Jose Dávila at Max Wigram Gallery
In this brand-new body of work, the Guadalajara-based artist Jose Dávilaappropriates the appropriator, Richard Prince, by taking images from his cigarette-ad cowboy series and excising the rugged Western figure using a surrealistic technique lifted from John Baldessari. Already highly successful in South America—he has a show coming up in 2015 with the Museo Tamayo—Dávila is only now beginning to be embraced by European collectors, who appreciate the way he is able to encapsulate complex conceptual ideas in clean, simple packaging. On the opening day of the fair this booth was almost sold out, with works ranging from $25,000 to $45,000.
Loretta Fahrenholz's Ditch Plains (2013) at Reena Spaulings
In 2012, the artist Loretta Fahrenholz convened with a dance crew on the streets of the Rockaways and East New York to improvise a film collaboration, and they hit upon the idea of an apocalyptic disaster movie. Later, as they started to film, Hurricane Sandy struck, furnishing the group with an eerily ideal backdrop. The narrative that they came up with—semi-crazed breakdancers with LED lights threaded through their clothing make their way through urban desolation after electricity has disappeared—combines aspects of movies like "28 Days Later" with first-rate documentary reportage of the havoc the storm rent on the urban landscape. The Berlin-based artist's film was debuted at Reena Spaulings in September, and the example on offer here, from an edition of five, is $10,000.
Shannon Ebner at Sadie Coles HQ
The artist Shannon Ebner uses language as a bridge between seeing and reading, exploring the different ways that words and images act on the mind and fusing them to create gripping amalgams. In the past she created sculptures of her letters—sometimes using "A"s and "X"s, because of the way that they can be replicated with the human body, posing YMCA-singalong-style—but lately she has been focusing on taking photographs of crumbling signage she comes across in the California landscape. Included in the 2008 Whitney Biennial, Ebner has a show at Rome's Palazzo Memmo opening in March.
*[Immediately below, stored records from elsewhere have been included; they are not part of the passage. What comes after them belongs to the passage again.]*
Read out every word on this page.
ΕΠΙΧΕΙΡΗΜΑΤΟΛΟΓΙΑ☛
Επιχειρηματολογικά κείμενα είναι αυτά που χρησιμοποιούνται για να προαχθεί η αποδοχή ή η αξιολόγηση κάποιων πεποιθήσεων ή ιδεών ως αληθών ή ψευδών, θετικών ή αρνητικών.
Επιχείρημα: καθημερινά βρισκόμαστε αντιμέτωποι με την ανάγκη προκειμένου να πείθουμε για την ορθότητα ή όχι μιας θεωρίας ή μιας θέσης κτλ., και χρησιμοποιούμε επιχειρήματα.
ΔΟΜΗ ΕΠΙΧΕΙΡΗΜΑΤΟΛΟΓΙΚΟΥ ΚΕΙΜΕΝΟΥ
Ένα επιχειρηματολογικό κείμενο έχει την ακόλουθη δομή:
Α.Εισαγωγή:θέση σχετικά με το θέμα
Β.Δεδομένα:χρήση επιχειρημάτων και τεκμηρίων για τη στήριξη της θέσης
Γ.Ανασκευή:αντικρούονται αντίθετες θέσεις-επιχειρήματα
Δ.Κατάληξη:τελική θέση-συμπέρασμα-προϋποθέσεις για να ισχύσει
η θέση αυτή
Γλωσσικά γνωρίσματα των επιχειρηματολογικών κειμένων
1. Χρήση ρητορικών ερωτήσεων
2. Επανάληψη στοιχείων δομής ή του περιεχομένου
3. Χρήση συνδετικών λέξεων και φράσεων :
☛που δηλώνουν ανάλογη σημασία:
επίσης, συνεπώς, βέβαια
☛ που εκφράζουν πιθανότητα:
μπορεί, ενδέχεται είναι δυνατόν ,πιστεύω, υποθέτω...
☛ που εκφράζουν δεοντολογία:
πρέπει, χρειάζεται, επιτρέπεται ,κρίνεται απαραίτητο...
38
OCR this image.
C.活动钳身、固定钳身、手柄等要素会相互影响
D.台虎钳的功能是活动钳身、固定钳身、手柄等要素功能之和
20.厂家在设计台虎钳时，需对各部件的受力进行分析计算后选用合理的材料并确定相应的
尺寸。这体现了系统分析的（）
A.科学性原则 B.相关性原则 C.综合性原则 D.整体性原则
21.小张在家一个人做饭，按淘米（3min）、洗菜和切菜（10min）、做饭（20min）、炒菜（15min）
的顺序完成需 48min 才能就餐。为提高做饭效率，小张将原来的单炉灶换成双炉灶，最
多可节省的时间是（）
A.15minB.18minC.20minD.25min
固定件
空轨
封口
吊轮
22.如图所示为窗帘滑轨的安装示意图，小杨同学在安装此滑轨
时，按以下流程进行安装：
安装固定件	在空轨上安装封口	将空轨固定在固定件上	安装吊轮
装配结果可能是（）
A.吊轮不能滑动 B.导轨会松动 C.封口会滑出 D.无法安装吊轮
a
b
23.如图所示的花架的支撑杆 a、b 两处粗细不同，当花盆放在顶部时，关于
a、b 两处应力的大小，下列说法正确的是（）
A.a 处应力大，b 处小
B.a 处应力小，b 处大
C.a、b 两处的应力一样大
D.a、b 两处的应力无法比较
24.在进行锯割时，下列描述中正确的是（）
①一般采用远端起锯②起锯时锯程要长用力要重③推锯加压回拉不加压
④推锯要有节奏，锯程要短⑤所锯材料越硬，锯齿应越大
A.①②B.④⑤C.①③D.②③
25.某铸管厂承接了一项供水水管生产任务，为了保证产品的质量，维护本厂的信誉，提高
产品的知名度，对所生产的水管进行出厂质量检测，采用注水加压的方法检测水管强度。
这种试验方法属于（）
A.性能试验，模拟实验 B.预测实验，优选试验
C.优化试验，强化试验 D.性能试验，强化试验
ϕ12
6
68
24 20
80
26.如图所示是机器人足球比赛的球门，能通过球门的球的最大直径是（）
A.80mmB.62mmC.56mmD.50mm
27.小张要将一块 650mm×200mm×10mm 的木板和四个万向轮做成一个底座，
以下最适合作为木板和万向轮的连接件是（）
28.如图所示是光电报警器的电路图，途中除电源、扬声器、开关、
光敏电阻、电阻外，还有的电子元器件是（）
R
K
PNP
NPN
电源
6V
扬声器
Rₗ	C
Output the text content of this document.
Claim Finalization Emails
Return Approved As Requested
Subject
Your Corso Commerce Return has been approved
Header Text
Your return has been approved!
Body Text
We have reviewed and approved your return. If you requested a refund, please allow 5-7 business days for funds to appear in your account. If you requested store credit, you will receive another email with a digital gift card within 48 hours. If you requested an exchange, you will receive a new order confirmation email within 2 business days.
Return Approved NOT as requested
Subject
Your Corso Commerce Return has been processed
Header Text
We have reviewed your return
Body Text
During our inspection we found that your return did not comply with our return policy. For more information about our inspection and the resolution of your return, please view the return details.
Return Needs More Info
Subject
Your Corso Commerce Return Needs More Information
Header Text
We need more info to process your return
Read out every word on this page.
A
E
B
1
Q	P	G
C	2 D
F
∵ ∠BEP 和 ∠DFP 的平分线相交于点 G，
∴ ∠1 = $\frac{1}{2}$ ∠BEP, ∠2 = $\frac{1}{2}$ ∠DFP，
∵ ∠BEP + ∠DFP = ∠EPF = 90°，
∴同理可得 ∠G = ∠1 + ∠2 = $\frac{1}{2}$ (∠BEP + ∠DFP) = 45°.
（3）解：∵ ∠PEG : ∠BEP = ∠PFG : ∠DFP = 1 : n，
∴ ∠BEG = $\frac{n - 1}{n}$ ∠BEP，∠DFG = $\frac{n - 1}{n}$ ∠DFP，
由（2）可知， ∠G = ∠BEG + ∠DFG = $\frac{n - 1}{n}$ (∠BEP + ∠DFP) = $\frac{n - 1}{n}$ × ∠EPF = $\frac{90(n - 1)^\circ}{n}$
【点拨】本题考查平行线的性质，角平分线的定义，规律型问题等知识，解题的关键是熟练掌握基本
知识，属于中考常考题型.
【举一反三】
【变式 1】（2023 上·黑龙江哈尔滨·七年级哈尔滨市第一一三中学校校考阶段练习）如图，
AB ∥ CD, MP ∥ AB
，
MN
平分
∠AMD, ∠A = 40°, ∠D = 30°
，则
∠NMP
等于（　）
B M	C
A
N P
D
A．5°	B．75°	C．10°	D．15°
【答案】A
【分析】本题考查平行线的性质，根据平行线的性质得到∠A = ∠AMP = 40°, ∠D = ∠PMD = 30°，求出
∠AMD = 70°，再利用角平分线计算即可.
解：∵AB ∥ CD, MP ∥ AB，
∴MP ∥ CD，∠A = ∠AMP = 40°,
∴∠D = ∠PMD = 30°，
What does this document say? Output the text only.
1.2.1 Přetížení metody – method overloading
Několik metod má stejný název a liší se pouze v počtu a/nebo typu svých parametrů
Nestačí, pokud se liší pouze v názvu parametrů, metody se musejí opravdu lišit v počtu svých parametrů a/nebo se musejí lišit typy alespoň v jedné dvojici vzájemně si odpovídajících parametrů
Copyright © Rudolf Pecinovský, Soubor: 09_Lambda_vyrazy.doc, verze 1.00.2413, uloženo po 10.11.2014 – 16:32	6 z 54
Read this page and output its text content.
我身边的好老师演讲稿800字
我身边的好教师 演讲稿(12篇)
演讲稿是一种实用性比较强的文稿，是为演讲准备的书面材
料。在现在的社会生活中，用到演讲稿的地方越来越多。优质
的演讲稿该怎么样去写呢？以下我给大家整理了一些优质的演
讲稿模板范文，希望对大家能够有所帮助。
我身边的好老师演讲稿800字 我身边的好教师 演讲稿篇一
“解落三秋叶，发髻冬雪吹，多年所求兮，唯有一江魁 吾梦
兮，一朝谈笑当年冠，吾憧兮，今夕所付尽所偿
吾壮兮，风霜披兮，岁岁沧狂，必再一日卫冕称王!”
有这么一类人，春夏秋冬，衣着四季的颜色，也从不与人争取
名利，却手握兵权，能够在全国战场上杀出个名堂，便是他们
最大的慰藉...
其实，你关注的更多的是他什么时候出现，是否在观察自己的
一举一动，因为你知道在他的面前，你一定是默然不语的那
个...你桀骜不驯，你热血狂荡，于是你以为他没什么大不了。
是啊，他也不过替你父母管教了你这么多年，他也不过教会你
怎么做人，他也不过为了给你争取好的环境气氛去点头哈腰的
These pieces are $15,000 apiece, each from an edition of five.
Jeff Koon's Elephant (2003) at David Zwirner
One thing's for certain about Jeff Koons's mirror-polished sculptures: it's easy to geek out over the preposterously high refinement of their fabrication. This piece, a multi-colored version of a inflatable child's toy, is especially impressive—it required a proprietary process of forging polychromatic steel that was recently developed by a single manufacturer in Germany. The result is pretty darn cute. Sitting on the fence between his "Celebration" series (the hearts, etc.) and his "Statuary" series (the bunnies, etc.), this tabletop piece is priced at a whopping $20 million.
Sturtevant at Gavin Brown's Enterprise
The third artist in this list to hitch their wagon to appropriation is Elaine Sturtevant, who is arguably the grandmaster of the tactic (next to Warhol, her frequent target). An conceptualist who came up in the New York art scene alongside Jasper Johns, Warhol, Roy Lichtenstein, and the rest, Sturtevant moved to Paris around 1970 and took a decade-long sabbatical from making art; when she re-emerged, she found herself often lumped in with an entirely new generation of artists, giving her work a strange out-of-time quality. Over the years she has made faithful yet wholly irreverent copies of works by artists from Johns and Lichtenstein to Joseph Beuys and Felix Gonzalez-Torres to Paul McCarthy (she re-enacts his videos) and Keith Haring. This piece, a version of one of Frank Stella's legendary early minimalist paintings, is priced at $600,000—a price that might take your breath away unless you know that her work has topped out at auction at an impressive $710,000.